Cronaca
Emanuele Caradonna condannato a 18 anni per omicidio
Il 47enne Fabrizio Vallo è stato assassinato il 2 febbraio 2023 a Ostia, colpito con 11 proiettili, di cui otto quando era già a terra. Il delitto è avvenuto sotto casa della vittima, in via del Sommergibile. A distanza di meno di un anno, il responsabile, Emanuele Caradonna, pregiudicato, è stato condannato in abbreviato a 16 anni di reclusione per omicidio volontario aggravato e a ulteriori due anni per porto di arma da fuoco in luogo pubblico. La condanna è stata confermata dalla Corte di assise d’appello di Roma lo scorso giugno ed è stata respinta anche la richiesta di ricorso in Cassazione, che ha confermato la pena complessiva di 18 anni di carcere per Caradonna.
LA DINAMICA
Le indagini hanno rivelato che esistevano conflitti tra Vallo e Caradonna, legati alla contesa di una casa popolare in via Vincon, a Ostia, di proprietà della nonna di Vallo. Alla morte della nonna, la zia materna di Vallo, ex compagna di Caradonna, si era trasferita nell’appartamento, e Vallo rivendicava il diritto di abitazione. Dopo ripetute minacce e vessazioni nei confronti della zia, il giorno dell’omicidio si era verificata una violenta discussione tra i due, durante la quale Caradonna aveva utilizzato un taser.

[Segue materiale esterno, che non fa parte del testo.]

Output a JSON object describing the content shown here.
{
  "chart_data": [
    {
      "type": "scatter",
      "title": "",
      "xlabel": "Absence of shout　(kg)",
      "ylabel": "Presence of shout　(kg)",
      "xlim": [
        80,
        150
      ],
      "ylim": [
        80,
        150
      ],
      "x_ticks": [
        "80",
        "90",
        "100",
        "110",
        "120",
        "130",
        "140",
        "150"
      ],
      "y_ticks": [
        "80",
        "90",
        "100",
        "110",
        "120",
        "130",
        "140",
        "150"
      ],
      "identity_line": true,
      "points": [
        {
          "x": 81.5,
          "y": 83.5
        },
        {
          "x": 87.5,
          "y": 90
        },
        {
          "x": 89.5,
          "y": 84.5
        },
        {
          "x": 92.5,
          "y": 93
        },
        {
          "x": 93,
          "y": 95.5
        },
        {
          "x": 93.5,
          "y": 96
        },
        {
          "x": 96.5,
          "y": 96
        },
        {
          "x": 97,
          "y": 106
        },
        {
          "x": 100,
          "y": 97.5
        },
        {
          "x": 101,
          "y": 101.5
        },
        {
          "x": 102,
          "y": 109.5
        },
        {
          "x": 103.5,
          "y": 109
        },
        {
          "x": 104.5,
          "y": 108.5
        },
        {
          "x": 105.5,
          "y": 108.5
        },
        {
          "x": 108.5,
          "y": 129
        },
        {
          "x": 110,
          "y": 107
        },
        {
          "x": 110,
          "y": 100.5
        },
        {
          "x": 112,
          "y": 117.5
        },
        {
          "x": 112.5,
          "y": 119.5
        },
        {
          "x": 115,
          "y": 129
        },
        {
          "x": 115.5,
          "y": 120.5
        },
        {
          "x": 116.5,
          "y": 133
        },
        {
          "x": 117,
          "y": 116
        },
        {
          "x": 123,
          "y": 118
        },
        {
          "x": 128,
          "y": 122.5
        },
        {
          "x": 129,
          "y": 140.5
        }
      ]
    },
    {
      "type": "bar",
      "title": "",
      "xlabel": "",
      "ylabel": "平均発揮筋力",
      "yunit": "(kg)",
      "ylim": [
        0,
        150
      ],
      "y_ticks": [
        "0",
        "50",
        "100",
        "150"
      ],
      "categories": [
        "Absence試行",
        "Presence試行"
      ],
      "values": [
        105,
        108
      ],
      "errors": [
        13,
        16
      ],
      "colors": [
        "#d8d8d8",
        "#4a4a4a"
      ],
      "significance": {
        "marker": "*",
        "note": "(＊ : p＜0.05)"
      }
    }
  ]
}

Poche ore dopo, Vallo aveva colpito con un oggetto di metallo la porta di Caradonna e, scendendo in strada, lo aveva affrontato urlando: “Infame scendi, ti spacco la macchina”. Caradonna lo aveva poi raggiunto e colpito con colpi di arma da fuoco: tre proiettili lo avevano colpito mentre si trovava di spalle, ma, una volta a terra, Caradonna non si era fermato e aveva continuato a sparare altri otto colpi. Dopo l’omicidio, Caradonna era fuggito a bordo della sua auto, ritrovata il giorno seguente a Fiumicino. La ricostruzione è stata confermata anche dalla Cassazione.
IL RICORSO
Il legale di Caradonna, avvocato Angelo Staniscia, ha presentato un ricorso per rivedere la condanna, sostenendo che il suo assistito fosse stato minacciato più volte dalla vittima e che quindi avesse diritto all’attenuante della provocazione “per accumulo”. Inoltre, aveva contestato l’assenza di prove allegate al collegamento dell’imputato con ambienti di criminalità organizzata e l’assenza di impronte sui bossoli trovati sulla scena del crimine. Tuttavia, la Cassazione ha smontato tutti questi punti. I giudici hanno evidenziato un ampio spettro di prove a carico di Caradonna, inclusa la sua presenza sul luogo dell’omicidio, il risultato positivo al test stub effettuato sull’auto, e la corrispondenza tra i bossoli rinvenuti sulla scena e quelli trovati a casa sua. Inoltre, la reazione di Caradonna è stata giudicata sproporzionata rispetto alla minaccia percepita, e il collegamento con ambienti di criminalità organizzata è stato ritenuto fondato, vista la presenza di armi, munizioni e documenti contraffatti rinvenuti nelle perquisizioni.